Zdecydowanie brakuje tego by bohaterowie rozmawiali w języku z regionu. Dziwnie się słucha angielskiego, kiedy w głowie dobrze pamięta się miejsce tej tragedii.
Mimo wszystko pierwszy odcinek na plus. Ta nieświadomość mieszkańców Prypeci przeraża.
Mnie też ten angielski kłuje w uszy, ale z dwojga złego wolę angielską ścieżkę dźwiękową niż jakiś udawany rosyjski akcent albo język zgodny z regionem i czytanie napisów ;) Wielki plus za wykorzystanie oryginalnego nagrania, kiedy wzywano służby ratunkowe na miejsce "wypadku".
Nieświadomość mieszkańców była straszna, ale zrozumiała. Co mnie najbardziej przerażało, to niekompetencja i ignorancja ludzi odpowiedzialnych za całe to zdarzenie. I to ślepe wykonywanie poleceń, nawet gdy wiedzieli, że to co idą zrobić w niczym nie pomoże, a tylko sprowadzi na nich śmierć. Niepojęta jest siła propagandy...
Trzeba pamiętać tamte czasy, żeby zrozumieć skalę indoktrynacji. Najlepiej ujmuje to scena, kiedy szukają "ochotników" do zaworów pod rdzeniem. Jakie jest zdanie ogółu? 400 rubli ma nas skusić? A wtedy Szczerbina stwierdza "to trzeba zrobic". I znajduje się trzech śmiałków. Dlaczego? U nas próbowano podobnych technik manipulacji, trochę gorzej to wychodziło niż w ZSRR, dlatego może trudniej nam zrozumieć ten mechanizm. Ale tak był zaprogramowany obywatel Kraju Rad. Iść i wykonać zadanie. Choćby za najwyższą cenę.
Nie wszyscy tam mówili po radziecku. Niektórzy w tych rejonach rozmawiali między sobą po ukraińsku albo białorusku, trasianką albo jakimś surżykiem.

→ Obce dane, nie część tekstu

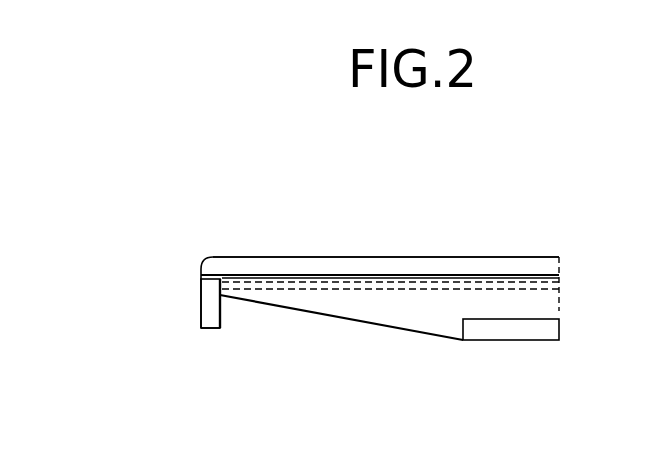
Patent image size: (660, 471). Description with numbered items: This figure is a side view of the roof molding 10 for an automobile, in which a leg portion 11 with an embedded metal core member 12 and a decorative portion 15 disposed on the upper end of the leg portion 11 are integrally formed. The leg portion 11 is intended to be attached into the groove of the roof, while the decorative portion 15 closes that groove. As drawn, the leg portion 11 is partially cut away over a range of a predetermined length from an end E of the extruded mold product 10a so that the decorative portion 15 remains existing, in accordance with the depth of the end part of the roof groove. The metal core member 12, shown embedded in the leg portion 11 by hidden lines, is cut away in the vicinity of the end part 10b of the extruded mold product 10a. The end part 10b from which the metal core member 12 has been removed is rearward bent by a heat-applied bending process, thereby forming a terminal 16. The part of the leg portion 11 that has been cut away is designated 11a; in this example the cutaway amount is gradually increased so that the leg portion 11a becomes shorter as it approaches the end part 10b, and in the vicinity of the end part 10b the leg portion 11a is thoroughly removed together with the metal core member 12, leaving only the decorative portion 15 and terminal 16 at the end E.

The roof molding 10 is at (536, 251).
The extruded mold product 10a is at (391, 257).
The end part 10b is at (200, 302).
The leg portion 11 is at (560, 316).
The cut-away part of the leg portion 11a is at (357, 316).
The metal core member 12 is at (561, 282).
The decorative portion 15 is at (464, 257).
The terminal 16 is at (322, 257).
The end E is at (210, 331).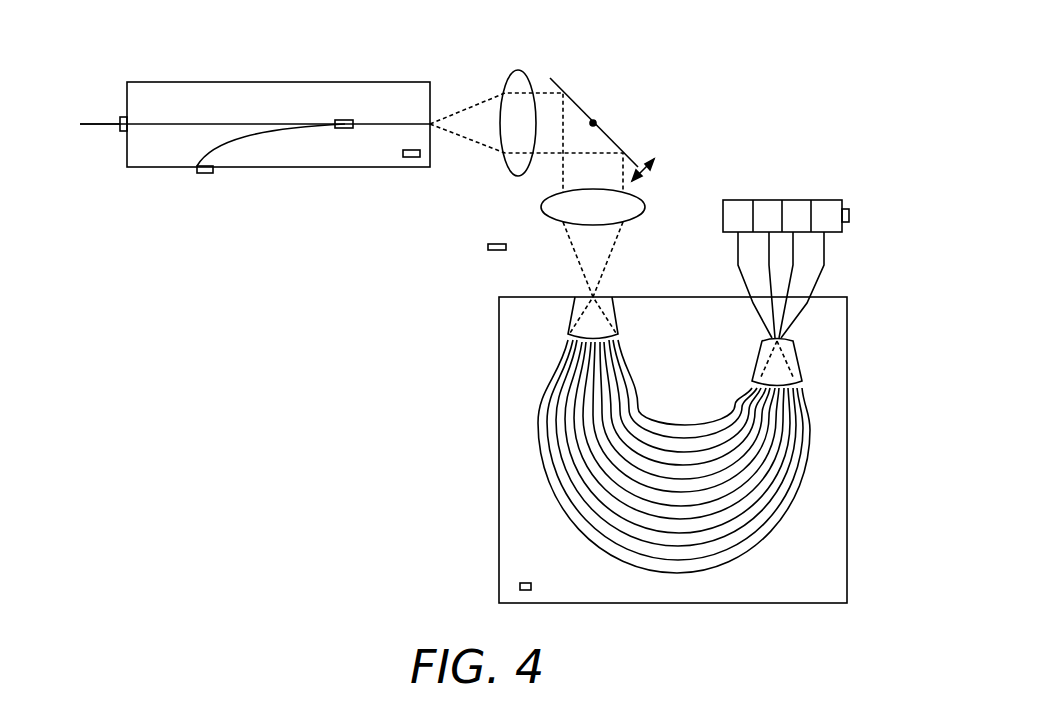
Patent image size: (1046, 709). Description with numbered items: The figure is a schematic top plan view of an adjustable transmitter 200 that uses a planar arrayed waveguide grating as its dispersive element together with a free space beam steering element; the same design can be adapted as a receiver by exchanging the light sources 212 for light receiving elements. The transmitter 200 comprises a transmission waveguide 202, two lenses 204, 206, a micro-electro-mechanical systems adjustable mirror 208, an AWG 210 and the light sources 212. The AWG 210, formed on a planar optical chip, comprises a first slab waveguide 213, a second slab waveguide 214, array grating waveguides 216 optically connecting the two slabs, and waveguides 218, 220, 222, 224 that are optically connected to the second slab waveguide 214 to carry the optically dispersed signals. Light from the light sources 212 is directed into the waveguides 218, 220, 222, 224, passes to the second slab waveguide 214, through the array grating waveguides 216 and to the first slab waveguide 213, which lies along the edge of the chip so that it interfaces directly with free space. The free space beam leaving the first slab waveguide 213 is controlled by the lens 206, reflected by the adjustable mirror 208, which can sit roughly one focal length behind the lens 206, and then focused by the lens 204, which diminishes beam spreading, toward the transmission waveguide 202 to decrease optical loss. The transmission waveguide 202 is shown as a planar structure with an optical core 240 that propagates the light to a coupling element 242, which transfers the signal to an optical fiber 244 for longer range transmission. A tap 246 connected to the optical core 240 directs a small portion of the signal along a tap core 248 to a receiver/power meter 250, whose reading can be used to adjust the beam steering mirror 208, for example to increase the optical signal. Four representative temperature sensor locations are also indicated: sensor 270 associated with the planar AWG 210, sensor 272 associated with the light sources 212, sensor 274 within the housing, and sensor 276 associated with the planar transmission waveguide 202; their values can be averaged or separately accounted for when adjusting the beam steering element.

The transmitter 200 is at (370, 309).
The transmission waveguide 202 is at (285, 167).
The lens 204 is at (510, 85).
The lens 206 is at (633, 218).
The MEMs adjustable mirror 208 is at (589, 110).
The AWG 210 is at (513, 500).
The light sources 212 is at (820, 200).
The first slab waveguide 213 is at (570, 322).
The second slab waveguide 214 is at (803, 368).
The array grating waveguides 216 is at (752, 548).
The waveguide 218 is at (825, 237).
The waveguide 220 is at (794, 265).
The waveguide 222 is at (764, 268).
The waveguide 224 is at (737, 253).
The optical core 240 is at (197, 124).
The coupling element 242 is at (120, 122).
The optical fiber 244 is at (100, 128).
The tap 246 is at (347, 119).
The tap core 248 is at (255, 133).
The receiver/power meter 250 is at (200, 174).
The temperature sensor 270 is at (518, 586).
The temperature sensor 272 is at (850, 215).
The temperature sensor 274 is at (498, 252).
The temperature sensor 276 is at (412, 158).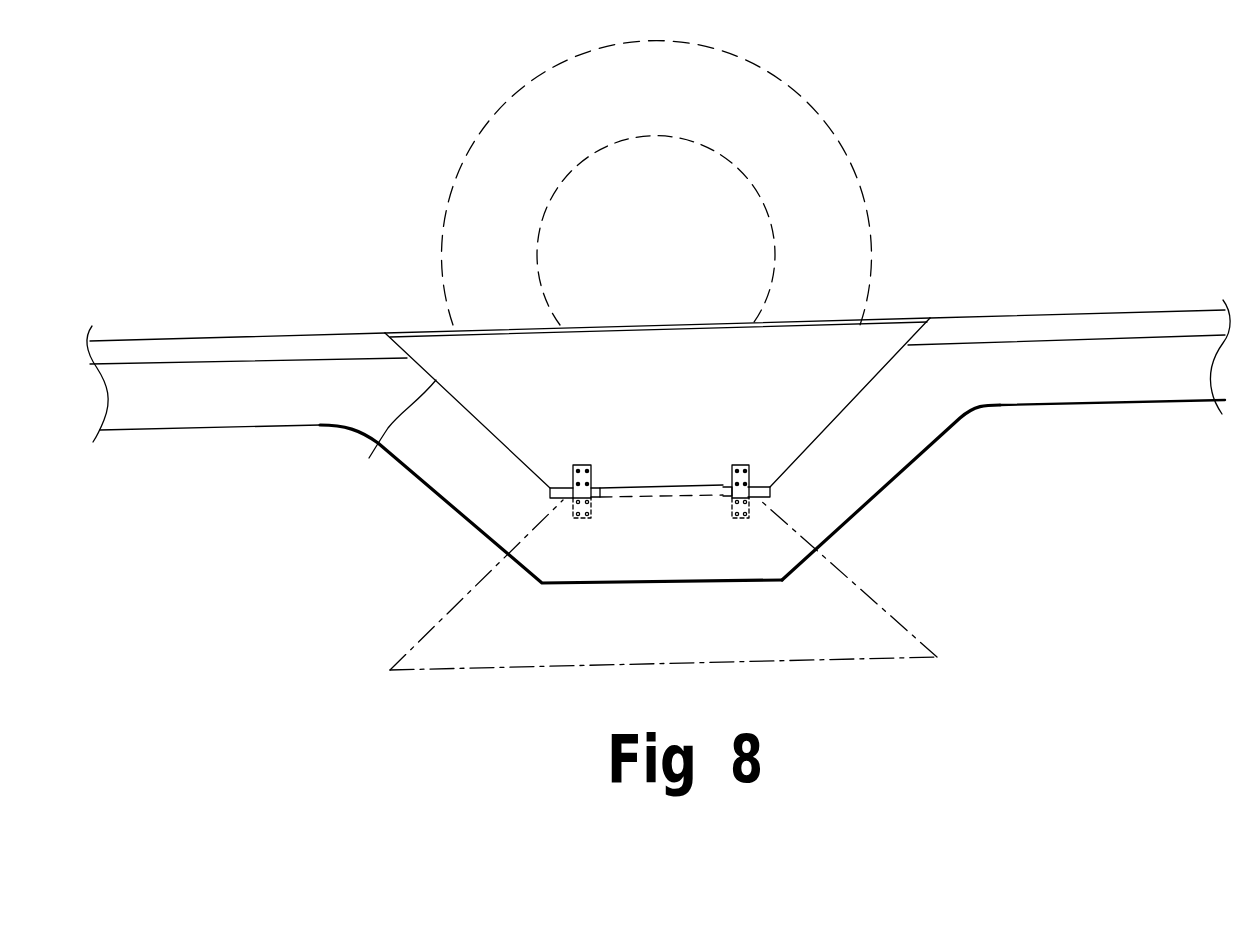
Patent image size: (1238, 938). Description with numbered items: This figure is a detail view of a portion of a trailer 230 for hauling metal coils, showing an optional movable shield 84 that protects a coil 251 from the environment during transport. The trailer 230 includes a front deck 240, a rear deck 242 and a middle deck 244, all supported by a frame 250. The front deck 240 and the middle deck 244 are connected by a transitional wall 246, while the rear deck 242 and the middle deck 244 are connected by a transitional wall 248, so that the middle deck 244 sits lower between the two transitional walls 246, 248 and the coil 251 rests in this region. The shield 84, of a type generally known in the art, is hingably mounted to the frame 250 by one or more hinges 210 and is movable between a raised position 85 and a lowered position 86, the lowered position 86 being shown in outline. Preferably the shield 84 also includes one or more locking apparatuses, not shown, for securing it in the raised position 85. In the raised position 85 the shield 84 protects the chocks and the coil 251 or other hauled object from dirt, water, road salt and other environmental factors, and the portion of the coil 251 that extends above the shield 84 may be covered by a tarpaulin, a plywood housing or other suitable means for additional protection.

The trailer 230 is at (715, 303).
The front deck 240 is at (225, 333).
The rear deck 242 is at (1040, 316).
The coil 251 is at (755, 58).
The transitional wall 248 is at (880, 370).
The transitional wall 246 is at (460, 407).
The movable shield 84 is at (848, 408).
The raised position 85 is at (372, 443).
The frame 250 is at (885, 486).
The middle deck 244 is at (565, 500).
The hinge 210 is at (773, 497).
The lowered position 86 is at (463, 594).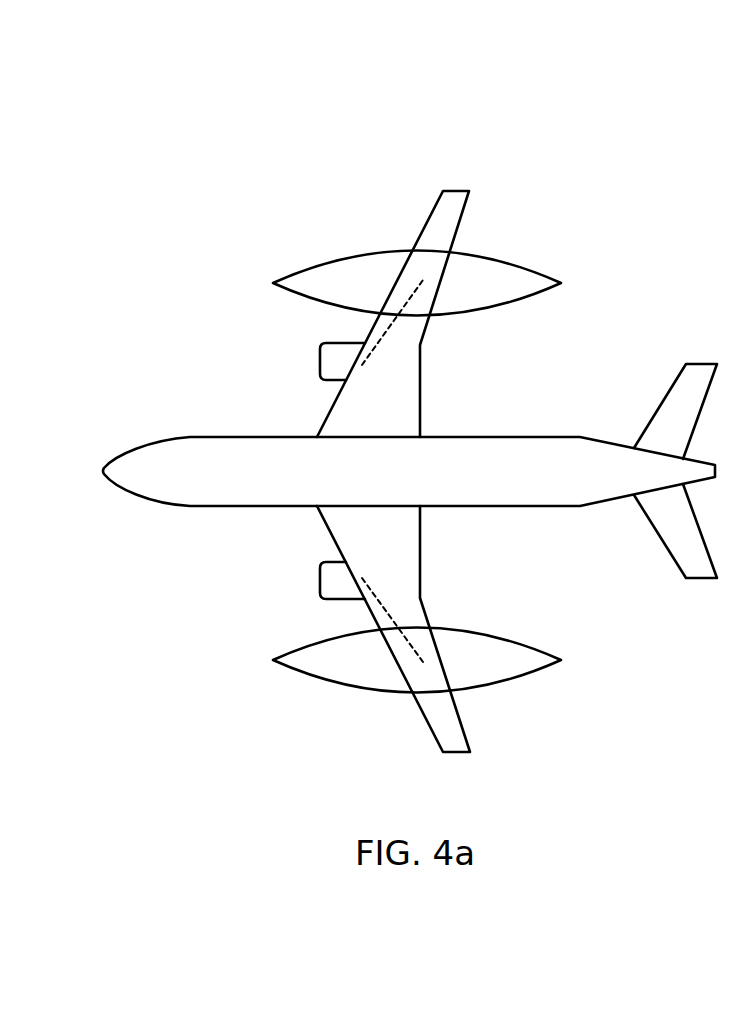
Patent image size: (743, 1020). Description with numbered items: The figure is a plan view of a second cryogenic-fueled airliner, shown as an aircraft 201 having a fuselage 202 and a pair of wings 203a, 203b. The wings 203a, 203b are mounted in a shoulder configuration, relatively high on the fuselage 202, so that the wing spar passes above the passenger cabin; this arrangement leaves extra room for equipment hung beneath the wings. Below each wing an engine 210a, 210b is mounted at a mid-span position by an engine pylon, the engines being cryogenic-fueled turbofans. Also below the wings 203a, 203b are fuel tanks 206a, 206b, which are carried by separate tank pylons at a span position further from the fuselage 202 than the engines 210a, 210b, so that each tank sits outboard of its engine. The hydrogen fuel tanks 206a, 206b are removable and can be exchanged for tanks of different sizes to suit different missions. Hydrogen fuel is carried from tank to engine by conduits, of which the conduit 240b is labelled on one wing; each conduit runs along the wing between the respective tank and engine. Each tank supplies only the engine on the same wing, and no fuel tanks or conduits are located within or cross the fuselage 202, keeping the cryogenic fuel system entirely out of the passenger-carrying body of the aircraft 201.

The aircraft 201 is at (621, 228).
The fuselage 202 is at (497, 436).
The wing 203a is at (456, 754).
The wing 203b is at (455, 190).
The fuel tank 206a is at (375, 692).
The fuel tank 206b is at (382, 250).
The engine 210a is at (319, 581).
The engine 210b is at (319, 361).
The hydrogen fuel conduit 240b is at (403, 303).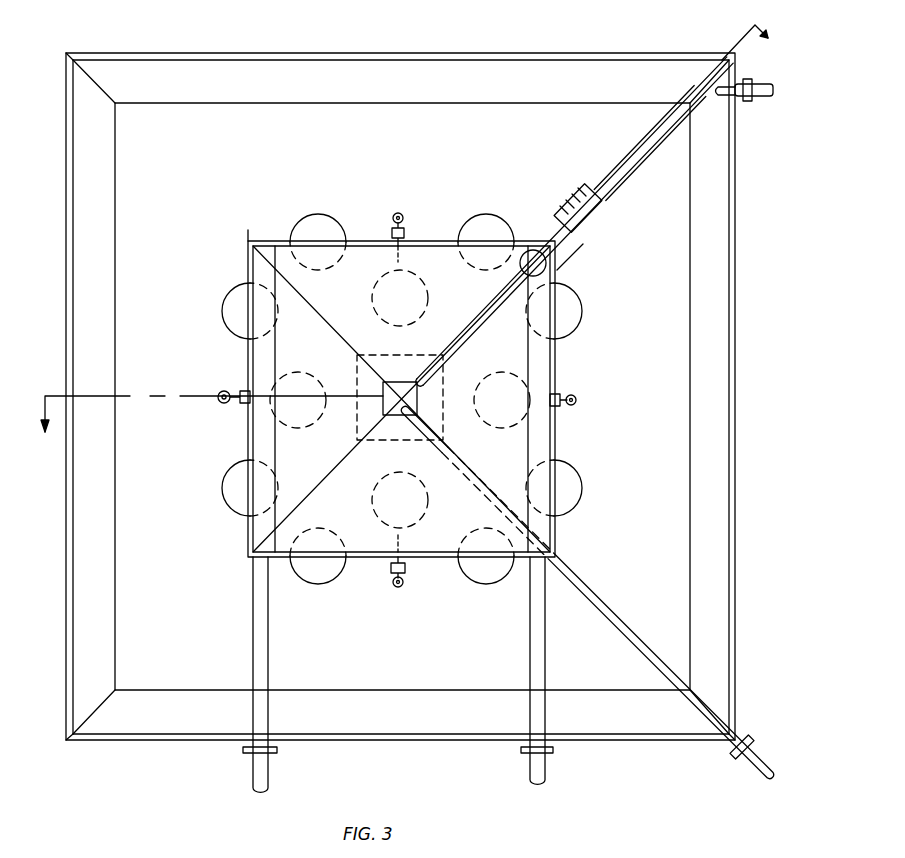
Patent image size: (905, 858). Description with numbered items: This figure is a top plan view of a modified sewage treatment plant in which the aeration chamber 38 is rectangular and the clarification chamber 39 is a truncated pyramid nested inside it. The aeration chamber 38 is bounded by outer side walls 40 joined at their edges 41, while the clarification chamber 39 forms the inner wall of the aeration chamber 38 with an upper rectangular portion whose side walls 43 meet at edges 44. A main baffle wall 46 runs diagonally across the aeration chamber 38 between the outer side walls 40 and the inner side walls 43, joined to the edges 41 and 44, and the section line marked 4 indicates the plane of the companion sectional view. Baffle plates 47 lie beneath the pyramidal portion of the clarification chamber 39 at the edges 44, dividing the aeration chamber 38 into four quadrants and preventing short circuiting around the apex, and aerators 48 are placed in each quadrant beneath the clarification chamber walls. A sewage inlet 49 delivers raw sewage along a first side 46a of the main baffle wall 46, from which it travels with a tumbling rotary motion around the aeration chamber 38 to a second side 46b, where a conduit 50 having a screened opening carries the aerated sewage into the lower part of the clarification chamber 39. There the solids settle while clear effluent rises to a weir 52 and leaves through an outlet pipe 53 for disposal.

The section line 4- 4 is at (408, 243).
The aeration chamber 38 is at (152, 324).
The clarification chamber 39 is at (332, 362).
The outer side walls 40 is at (305, 53).
The edges 41 is at (68, 53).
The side walls 43 is at (392, 222).
The edges 44 is at (250, 240).
The main baffle wall 46 is at (620, 185).
The first side of the main baffle wall 46a is at (655, 140).
The second side of the main baffle wall 46b is at (628, 156).
The baffle plates 47 is at (328, 312).
The aerators 48 is at (318, 214).
The sewage inlet 49 is at (752, 100).
The conduit 50 is at (566, 196).
The weir 52 is at (253, 262).
The outlet pipe 53 is at (253, 780).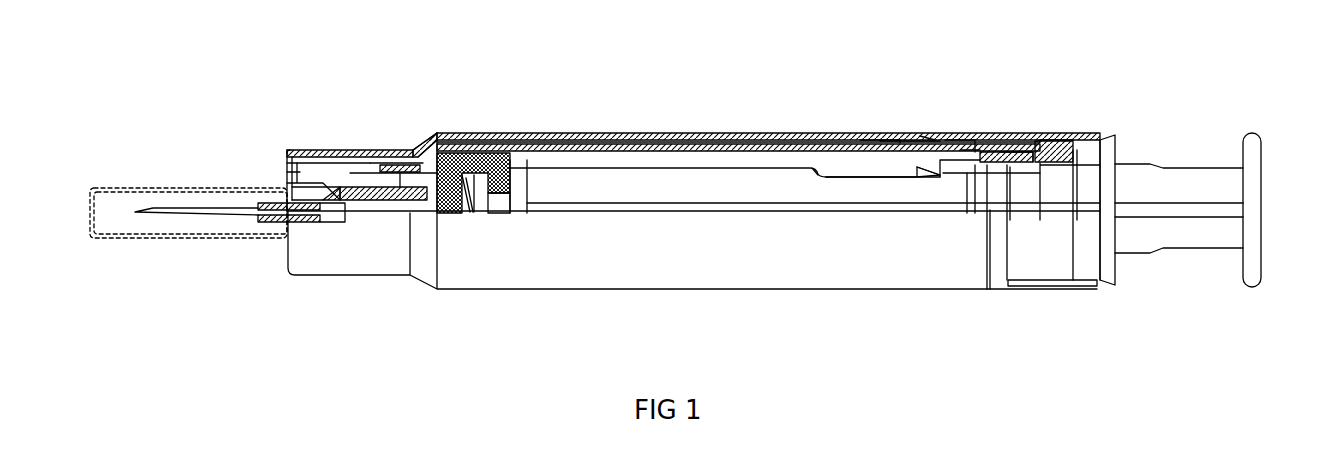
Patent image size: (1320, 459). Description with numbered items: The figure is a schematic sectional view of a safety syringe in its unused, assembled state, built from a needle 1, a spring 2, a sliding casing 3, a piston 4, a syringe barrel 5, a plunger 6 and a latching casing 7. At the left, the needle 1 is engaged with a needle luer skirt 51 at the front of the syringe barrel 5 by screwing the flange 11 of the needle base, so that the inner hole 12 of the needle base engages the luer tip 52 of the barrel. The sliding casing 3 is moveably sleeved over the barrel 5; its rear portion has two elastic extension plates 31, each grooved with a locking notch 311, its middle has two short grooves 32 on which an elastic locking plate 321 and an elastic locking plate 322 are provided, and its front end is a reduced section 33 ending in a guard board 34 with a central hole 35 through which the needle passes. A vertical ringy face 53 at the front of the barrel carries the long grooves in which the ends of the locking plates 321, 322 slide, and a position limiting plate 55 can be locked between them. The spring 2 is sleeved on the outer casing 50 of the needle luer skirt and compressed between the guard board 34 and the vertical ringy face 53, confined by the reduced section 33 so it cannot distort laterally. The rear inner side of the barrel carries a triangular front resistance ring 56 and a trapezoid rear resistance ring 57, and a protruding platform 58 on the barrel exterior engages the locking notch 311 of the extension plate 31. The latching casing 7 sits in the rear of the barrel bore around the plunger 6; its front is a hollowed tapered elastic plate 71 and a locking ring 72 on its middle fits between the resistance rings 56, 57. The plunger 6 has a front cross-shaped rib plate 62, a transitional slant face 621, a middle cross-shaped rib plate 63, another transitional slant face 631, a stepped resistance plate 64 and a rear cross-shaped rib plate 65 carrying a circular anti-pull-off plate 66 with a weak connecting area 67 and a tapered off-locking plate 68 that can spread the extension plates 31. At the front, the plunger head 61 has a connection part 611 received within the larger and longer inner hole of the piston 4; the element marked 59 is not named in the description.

The needle 1 is at (283, 193).
The spring 2 is at (313, 167).
The sliding casing 3 is at (653, 247).
The piston 4 is at (442, 149).
The syringe barrel 5 is at (523, 147).
The plunger 6 is at (1185, 190).
The latching casing 7 is at (1027, 140).
The flange 11 is at (353, 150).
The inner hole 12 is at (353, 183).
The elastic extension plate 31 is at (1087, 137).
The short groove 32 is at (900, 140).
The reduced section 33 is at (288, 158).
The guard board 34 is at (285, 172).
The hole 35 is at (287, 187).
The outer casing of the needle luer skirt 50 is at (370, 150).
The needle luer skirt 51 is at (320, 150).
The luer tip 52 is at (395, 197).
The vertical ringy face 53 is at (380, 141).
The position limiting plate 55 is at (490, 143).
The front resistance ring 56 is at (967, 140).
The rear resistance ring 57 is at (1003, 140).
The protruding platform 58 is at (1068, 140).
The shoulder corner 59 is at (432, 140).
The plunger head 61 is at (497, 200).
The connection part 611 is at (477, 207).
The front cross-shaped rib plate 62 is at (715, 193).
The transitional slant face 621 is at (815, 170).
The middle cross-shaped rib plate 63 is at (857, 190).
The transitional slant face 631 is at (912, 172).
The stepped resistance plate 64 is at (972, 207).
The rear cross-shaped rib plate 65 is at (1073, 203).
The anti-pull-off plate 66 is at (1015, 200).
The weak connecting area 67 is at (1032, 200).
The off-locking plate 68 is at (1108, 250).
The tapered elastic plate 71 is at (965, 168).
The locking ring 72 is at (955, 137).
The locking notch 311 is at (1058, 138).
The elastic locking plate 321 is at (870, 140).
The elastic locking plate 322 is at (928, 136).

Język mi tutaj nie przeszkadza.
Możesz się popisywać znajomością nazw dialektów,ale w całym ZSRR jeden język był wspólny,tym bardziej nie wyobrażam sobie ,żeby w takiej nadzwyczajnej elektrowni jądrowej,dumie socjalistycznego mocarstwa nie wszyscy mówili po rosyjsku.Tez jestem dzieckiem Czarnobyla,brakuje mi ruskiego języka,troszkę trąci ten amerykański patos,przypomina mi się nasza "Mała Moskwa" świetnie dało się pogodzić rosyjskie dialogi z naszymi.Na marginesie,kawalkada autobusów w 86 roku w Związku Radzieckim napewno nie poruszała się z włączonymi światłami mijania.Czekam niecierpliwie na dalszy ciąg,znam doskonale tą historię z fajnego dokumentu,nie wiem czyjego autorstwa.Ogólnie,myślałem ,że akcja zacznie się przed katastrofą,chyba że któryś z odcinków cofnie się w czasie.